Bereits jetzt hatte Eragons Nichte ihren kleinen Schlüpfling völlig ins Herz geschlossen. Glücklich beobachtete sie wie die beiden Jungdrachen, vor der Gruppe zu der sie gehörte, durch den Flur tollten, von rechts nach links hopsten und spielerisch die Schwanzspitzen des jeweils anderen jagten.
Das ganze kam der jungen Frau immer noch vor wie ein Traum. Solange sie zurückdenken konnte hatte sie Reiterin werden wollen. Noch gut erinnerte sie sich an ihren 10. Geburtstag. Als Anführer der Drachenreiter hatte Ihr Onkel Eragon seine Verwandten im Palancartal nicht so oft besuchen können wie er es gewollt hätte. Zwar stand immer der magische Spiegel zur Verfügung, und Ismira hatte ihn auch genutzt, um so viel wie möglich über Drachen zu lernen, aber es war einfach nicht dasselbe wie ein persönlicher Besuch bei denen sie im Schatten der mächtigen Drachendame Saphira stehen konnte. An besagtem 10. Geburtstag hatte Ihr Onkel und ihre Tante Arya es geschafft das Palancartal zu besuchen. An diesem Festtag hatte er seiner Nichte den bis dahin größten Wunsch erfüllt. Sie durfte gemeinsam mit ihm auf dem Rücken seiner Drachendame einem Flug unternehmen.

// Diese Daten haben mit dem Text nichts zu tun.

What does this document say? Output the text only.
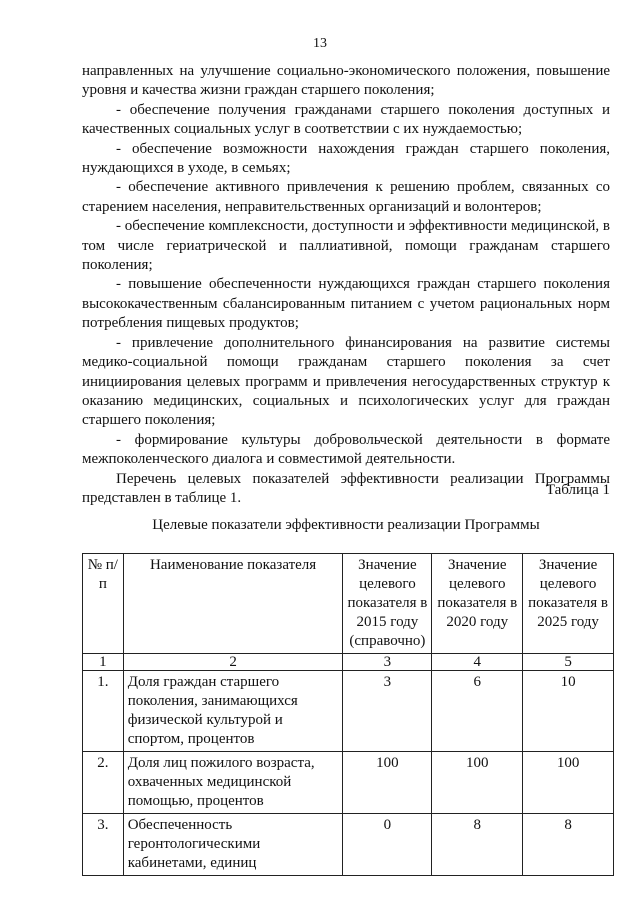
13

направленных на улучшение социально-экономического положения, повышение уровня и качества жизни граждан старшего поколения;

- обеспечение получения гражданами старшего поколения доступных и качественных социальных услуг в соответствии с их нуждаемостью;

- обеспечение возможности нахождения граждан старшего поколения, нуждающихся в уходе, в семьях;

- обеспечение активного привлечения к решению проблем, связанных со старением населения, неправительственных организаций и волонтеров;

- обеспечение комплексности, доступности и эффективности медицинской, в том числе гериатрической и паллиативной, помощи гражданам старшего поколения;

- повышение обеспеченности нуждающихся граждан старшего поколения высококачественным сбалансированным питанием с учетом рациональных норм потребления пищевых продуктов;

- привлечение дополнительного финансирования на развитие системы медико-социальной помощи гражданам старшего поколения за счет инициирования целевых программ и привлечения негосударственных структур к оказанию медицинских, социальных и психологических услуг для граждан старшего поколения;

- формирование культуры добровольческой деятельности в формате межпоколенческого диалога и совместимой деятельности.

Перечень целевых показателей эффективности реализации Программы представлен в таблице 1.	Таблица 1
Целевые показатели эффективности реализации Программы
№ п/п	Наименование показателя	Значение целевого показателя в 2015 году (справочно)	Значение целевого показателя в 2020 году	Значение целевого показателя в 2025 году
1	2	3	4	5
1.	Доля граждан старшего поколения, занимающихся физической культурой и спортом, процентов	3	6	10
2.	Доля лиц пожилого возраста, охваченных медицинской помощью, процентов	100	100	100
3.	Обеспеченность геронтологическими кабинетами, единиц	0	8	8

Ihre Freundin Hope war auch eingeladen gewesen, doch diese hatte sich nicht getraut. Bis heute konnte Ismira das nicht begreifen. Es war ein wundervolles Erlebnis gewesen! Die Welt in dieser völlig neuen Perspektive zu sehen und sich dabei so frei zu fühlen ließ sich mit nichts anderem vergleichen. Leider war der Flug nach Meinung des kleinen Mädchens viel zu schnell zu Ende gegangen. Nur einmal bis zum Utgard und zurück.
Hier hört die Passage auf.